For an immediate planting season we have to top it all off with healthy dark rich soil with lots of humus for the plants to thrive the same season.
Lasagna garden
The easiest way to recycle lawn clippings, food scraps (no fats, meat and bones), pruning debris and cardboard/paper waste, is by layering these common recourses. As such we can give back to the earth, while we see the energy arise back in form of new food instead of going to the city provided garbage system. Safe money on your green bin as well as on your blue one! There is no limit to the form and shape of a lasagna garden and it can be use to fill more shallow structural built garden beds. A cardboard layer on the bottom helps to wick moisture from the ground up needing less or no irrigation, dependent on location. With twigs in-between the layers we ensure good aeration so the entire system does not get waterlogged and dies causing stagnation in the osmotic process. Because of this, the lasagna concept is not ideal for Wicking bed, rain garden or in low spots.
Straw bale growing
Easy; take a straw bale and go plant away. Straws have usually a good carbon nitrogen ration, alfalfa straw has a carbon nitrogen ratio of 25:1, ideal for the plants to derive nutrients and microbial bacterial and fungal decay to take place. The only draw back is the rapid decay attracting unbeneficial microbes and fungi and as such insects and pests. Straw bale growing is a good option for seasonal growing with in your zone zero, one and two around your house and then to be distributed for further decay onto the outer layer of your zone plan; To Feed back into the soil, secondarily enriching other areas to become fertile. Decay can be slowed down by inoculation with edible mushrooms such as Oyster mushrooms and provide a secondary harvest in fall and spring.
Native ways of growing
Native American developed a way of growing their crops by imitating nature. Through observation they realized that salmon from bears, smaller sea creature eaten by birds and other larger animal eaten by wolfs, bob cats or coyotes and the carcasses the animals leave behind were dragged onto land and scattered onto the close by environment. The covering of falling debis helped the left over feasts to be integrated into the cycle of decay at a lot faste rate than laying out in the open. Native American would, because of this observation use their carcasses and as well feed it back to the soil underground, in before unfertile soil This was enriching chosen areas slowly over time with very sustainable outcomes.

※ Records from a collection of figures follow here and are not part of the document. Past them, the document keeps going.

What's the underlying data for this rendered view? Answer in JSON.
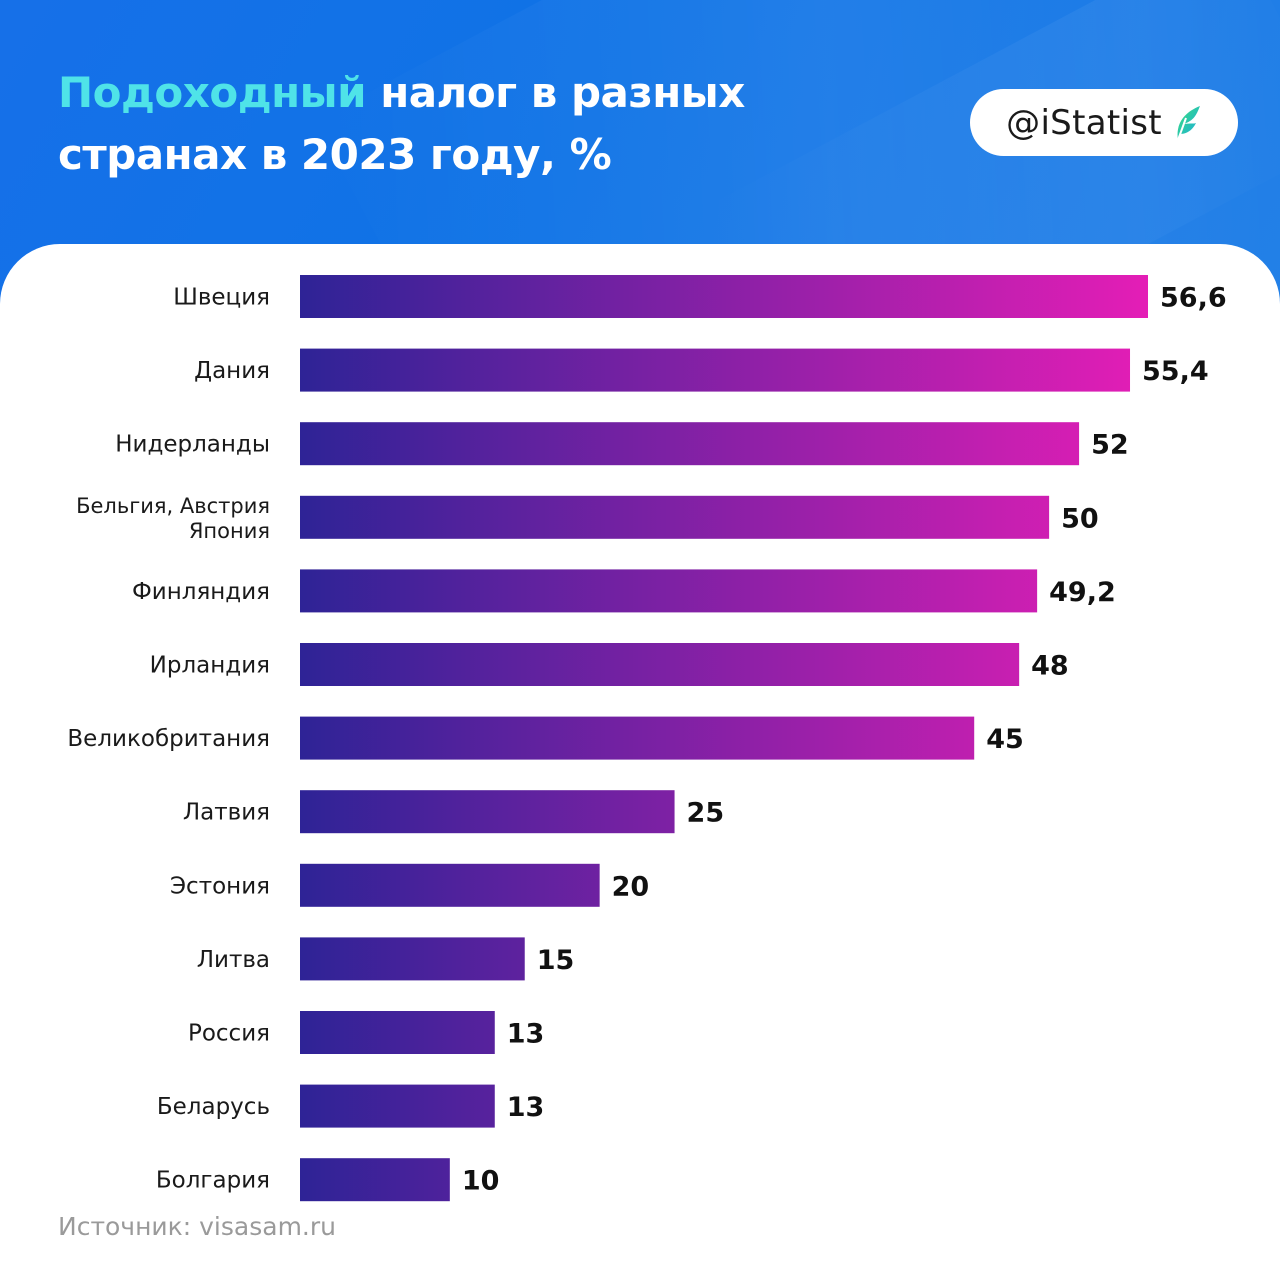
{
  "header": {
    "title_accent": "Подоходный",
    "title_line1_rest": " налог в разных",
    "title_line2": "странах в 2023 году, %"
  },
  "brand": {
    "handle": "@iStatist",
    "logo_icon": "istatist-leaf-icon"
  },
  "colors": {
    "header_bg": "#0f73e6",
    "title_accent": "#4fe3e8",
    "bar_start": "#2e2396",
    "bar_end": "#e41eb6",
    "label_text": "#1a1a1a"
  },
  "chart_data": {
    "type": "bar",
    "orientation": "horizontal",
    "title": "Подоходный налог в разных странах в 2023 году, %",
    "categories": [
      [
        "Швеция"
      ],
      [
        "Дания"
      ],
      [
        "Нидерланды"
      ],
      [
        "Бельгия, Австрия",
        "Япония"
      ],
      [
        "Финляндия"
      ],
      [
        "Ирландия"
      ],
      [
        "Великобритания"
      ],
      [
        "Латвия"
      ],
      [
        "Эстония"
      ],
      [
        "Литва"
      ],
      [
        "Россия"
      ],
      [
        "Беларусь"
      ],
      [
        "Болгария"
      ]
    ],
    "values": [
      56.6,
      55.4,
      52,
      50,
      49.2,
      48,
      45,
      25,
      20,
      15,
      13,
      13,
      10
    ],
    "value_labels": [
      "56,6",
      "55,4",
      "52",
      "50",
      "49,2",
      "48",
      "45",
      "25",
      "20",
      "15",
      "13",
      "13",
      "10"
    ],
    "xlim": [
      0,
      56.6
    ],
    "xlabel": "",
    "ylabel": "",
    "grid": false,
    "legend": "none"
  },
  "source": "Источник: visasam.ru"
}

In a garden we can spot plant our bone and vegetable stock left overs or fish carcasses in areas we realize nutrients may be lacking into a deeper layer of soil, so wild life can not smell and access it.
Huegel Kultur
Huegel culture is an ancient German growing concept, meaning mount culture; Where woods of different ages and sizes are layered with fresh cut shrubs, grass clippings, and green debris. All is mounted up to the preferred height and covered in wood chips. The more old dark and rotten the wood in the belly of the huegel, the faster we stabilize the entirety of the mount. Water logged and old wood, it being closer to the humus stage, and as such stabilizing the fluctuation in carbon nitrogen ratio faster, giving off nutrient more stable continuous than fluctuating soil. The older the huegel culture gets the bette the soil becomes. The greatest benefit is the self containing water supply that fills up every time it rains. The older the wood gets the more water it is able to store.
The concept of a huegel culture is most versatile and can be applied to almost any grow operation to fill any type of structure built grow bed mentioned before. There is no real limits to the application possibilities for shape and size of operation you are planning on.